One issue that was on everyone’s minds during Kim’s last visit to Russia in 2019 was the status of North Korean labor migrants. However, as commentators wrote, “Putin avoided the issue of North Korean workers in Russia. They are supposed to leave Russia before the end of 2019 according to a UN Security Council resolution (as Washington insists), but are a major source of hard currency for North Korea.”

The theme was also conspicuously absent this time, even though Pyongyang’s currency problems haven’t gone anywhere, and Russia would certainly have an incentive to revive the pre-COVID worker program. The Economic Development Ministry is pointing to an “abnormally low” unemployment rate. Minister Maksim Reshetnikov says that this situation “certainly slows economic development and is not a plus at all.
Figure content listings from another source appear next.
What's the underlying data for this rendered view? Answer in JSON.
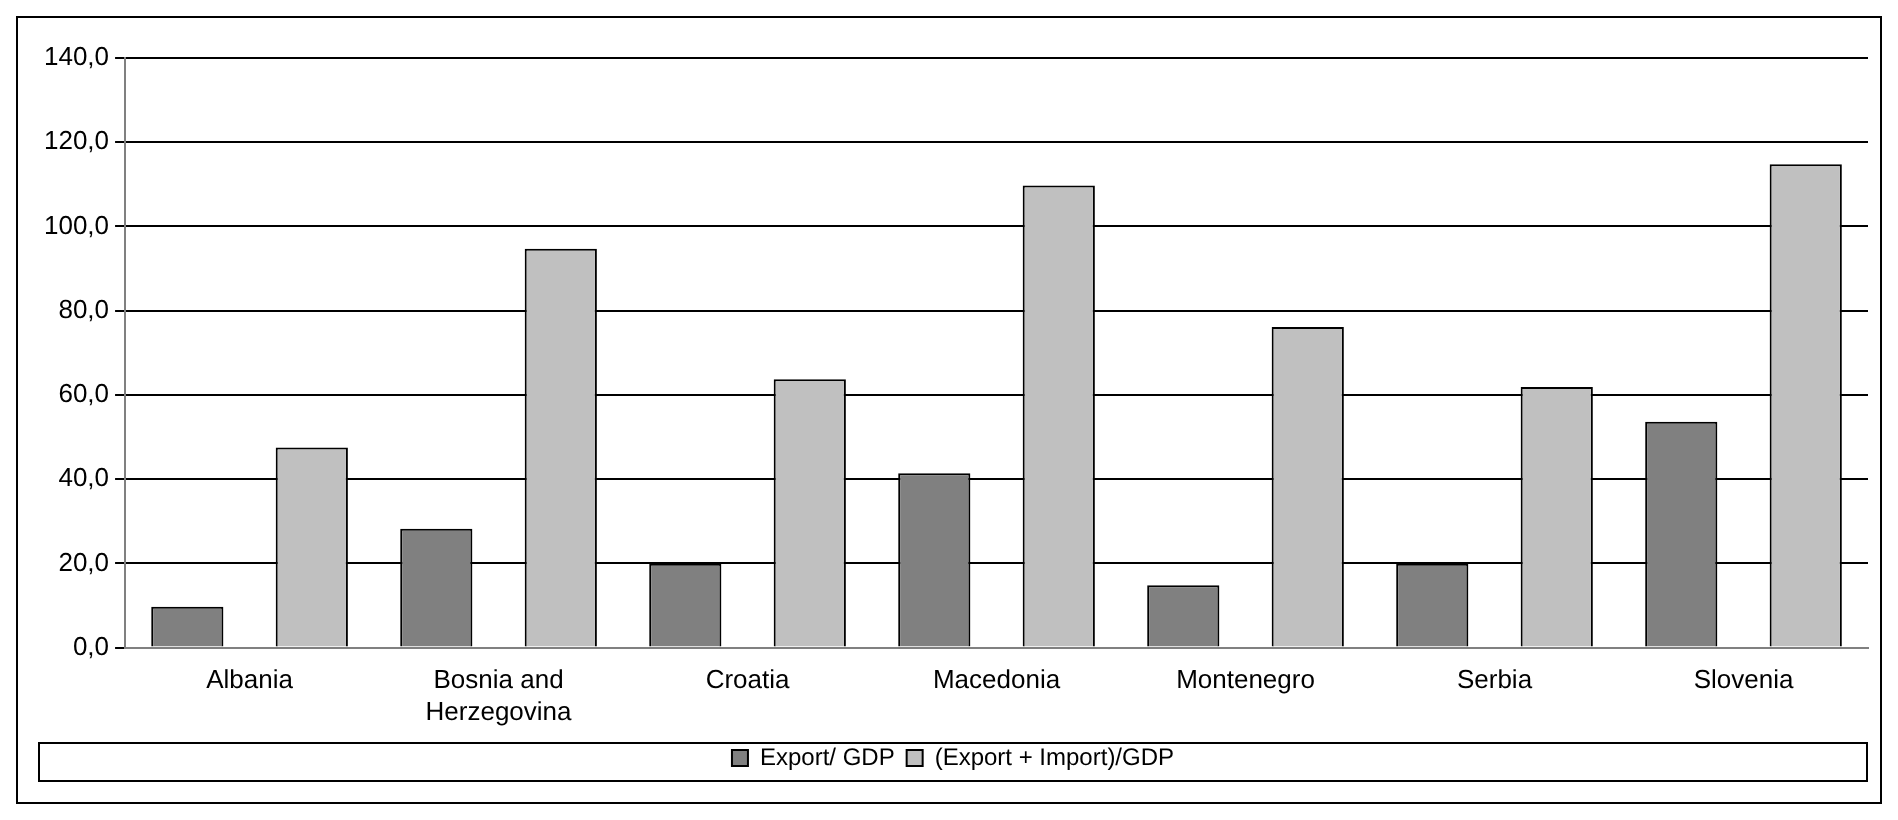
{
  "chart_data": {
    "type": "bar",
    "categories": [
      "Albania",
      "Bosnia and Herzegovina",
      "Croatia",
      "Macedonia",
      "Montenegro",
      "Serbia",
      "Slovenia"
    ],
    "series": [
      {
        "name": "Export/ GDP",
        "color": "#808080",
        "values": [
          9.7,
          28.2,
          19.9,
          41.4,
          14.8,
          19.9,
          53.6
        ]
      },
      {
        "name": "(Export + Import)/GDP",
        "color": "#c0c0c0",
        "values": [
          47.5,
          94.7,
          63.7,
          109.7,
          76.1,
          61.9,
          114.8
        ]
      }
    ],
    "ylim": [
      0,
      140
    ],
    "yticks": [
      {
        "value": 0,
        "label": "0,0"
      },
      {
        "value": 20,
        "label": "20,0"
      },
      {
        "value": 40,
        "label": "40,0"
      },
      {
        "value": 60,
        "label": "60,0"
      },
      {
        "value": 80,
        "label": "80,0"
      },
      {
        "value": 100,
        "label": "100,0"
      },
      {
        "value": 120,
        "label": "120,0"
      },
      {
        "value": 140,
        "label": "140,0"
      }
    ],
    "grid": "y",
    "legend": "bottom"
  }
}
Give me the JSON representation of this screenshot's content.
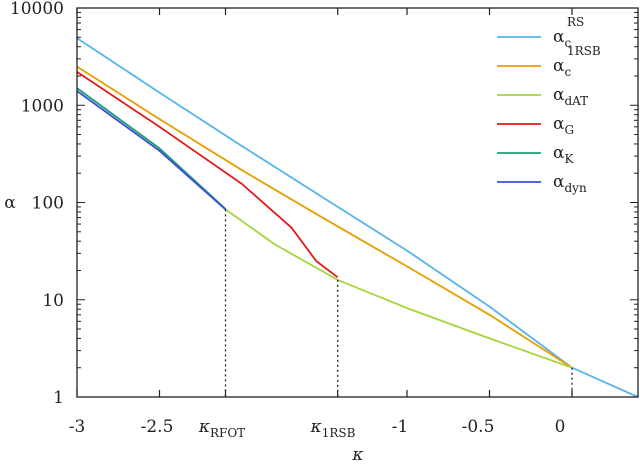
{
  "chart_data": {
    "type": "line",
    "title": "",
    "xlabel": "κ",
    "ylabel": "α",
    "xlim": [
      -3,
      0.4
    ],
    "ylim": [
      1,
      10000
    ],
    "yscale": "log",
    "grid": false,
    "legend_position": "top-right",
    "x_ticks": [
      {
        "value": -3,
        "label": "-3"
      },
      {
        "value": -2.5,
        "label": "-2.5"
      },
      {
        "value": -2.1,
        "label": "κ",
        "sub": "RFOT"
      },
      {
        "value": -1.42,
        "label": "κ",
        "sub": "1RSB"
      },
      {
        "value": -1,
        "label": "-1"
      },
      {
        "value": -0.5,
        "label": "-0.5"
      },
      {
        "value": 0,
        "label": "0"
      }
    ],
    "y_ticks": [
      {
        "value": 1,
        "label": "1"
      },
      {
        "value": 10,
        "label": "10"
      },
      {
        "value": 100,
        "label": "100"
      },
      {
        "value": 1000,
        "label": "1000"
      },
      {
        "value": 10000,
        "label": "10000"
      }
    ],
    "vlines": [
      {
        "x": -2.1,
        "y_top": 85,
        "style": "dotted"
      },
      {
        "x": -1.42,
        "y_top": 16,
        "style": "dotted"
      },
      {
        "x": 0,
        "y_top": 2,
        "style": "dotted"
      }
    ],
    "series": [
      {
        "name": "α_c^RS",
        "label": "α",
        "sub": "c",
        "sup": "RS",
        "color": "#56b4e9",
        "x": [
          -3,
          -2.5,
          -2,
          -1.5,
          -1,
          -0.5,
          0,
          0.4
        ],
        "y": [
          4900,
          1350,
          380,
          110,
          32,
          8.5,
          2.0,
          1.0
        ]
      },
      {
        "name": "α_c^1RSB",
        "label": "α",
        "sub": "c",
        "sup": "1RSB",
        "color": "#e69f00",
        "x": [
          -3,
          -2.5,
          -2,
          -1.5,
          -1,
          -0.5,
          0
        ],
        "y": [
          2500,
          720,
          215,
          68,
          22,
          7.0,
          2.0
        ]
      },
      {
        "name": "α_dAT",
        "label": "α",
        "sub": "dAT",
        "sup": "",
        "color": "#a6d53a",
        "x": [
          -2.1,
          -1.8,
          -1.42,
          -1,
          -0.5,
          0
        ],
        "y": [
          85,
          37,
          16,
          8.2,
          4.0,
          2.0
        ]
      },
      {
        "name": "α_G",
        "label": "α",
        "sub": "G",
        "sup": "",
        "color": "#e41a1c",
        "x": [
          -3,
          -2.5,
          -2,
          -1.7,
          -1.55,
          -1.42
        ],
        "y": [
          2200,
          600,
          155,
          55,
          25,
          17
        ]
      },
      {
        "name": "α_K",
        "label": "α",
        "sub": "K",
        "sup": "",
        "color": "#1b9e77",
        "x": [
          -3,
          -2.5,
          -2.1
        ],
        "y": [
          1500,
          360,
          86
        ]
      },
      {
        "name": "α_dyn",
        "label": "α",
        "sub": "dyn",
        "sup": "",
        "color": "#3a4fd6",
        "x": [
          -3,
          -2.5,
          -2.1
        ],
        "y": [
          1400,
          340,
          85
        ]
      }
    ]
  }
}
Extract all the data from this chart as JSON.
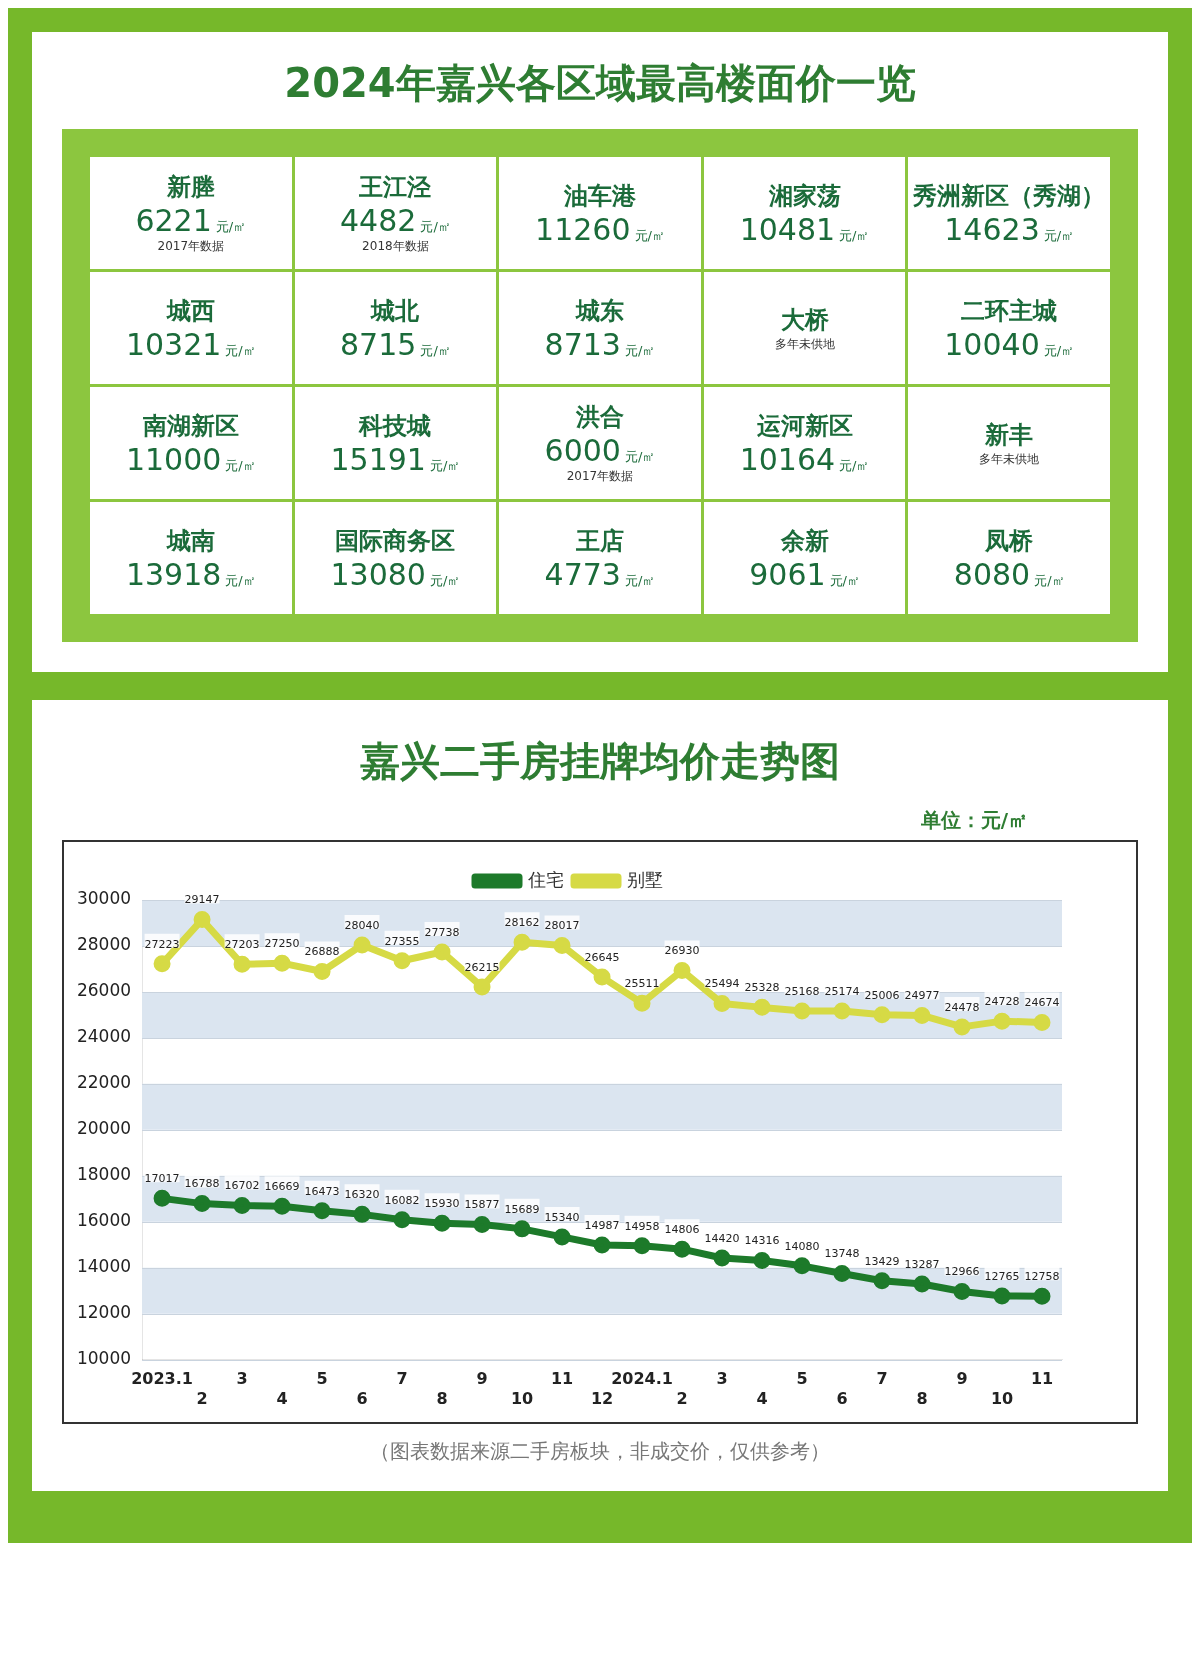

This is reflected in the exponential growth of salaries, which is not bad in general, except for the shortage of workers.” Small business advocate Dmitry Porochkin says that “the low unemployment rate was caused by a lack of younger workers,” and one must suppose that military mobilization is exacerbating the situation.

The Russian Far East, in particular, is feeling the labor crunch, right as it is becoming the axis of Moscow’s “pivot to Asia.” Speaking about the importance of this year’s EEF, the Valdai Club’s Timofey Bordachov says: “The main objectives of the forum from the very beginning have been the rise of the Far East as such and the coordination of government policy in this area.” However, he continues, “There are very few people living in the Far East, and over the years it has not been possible to find a radical solution to the problem of increasing the population.”

So, did Putin, who has hydrocarbon money he can’t spend and a labor shortage in Asia, find a “radical solution” at the Vostochny cosmodrome with Kim, who has manpower he can’t feed and a chronic shortage of cash? All we can say for now is that the pivot to the East is finally happening, and it’s already been full of surprises.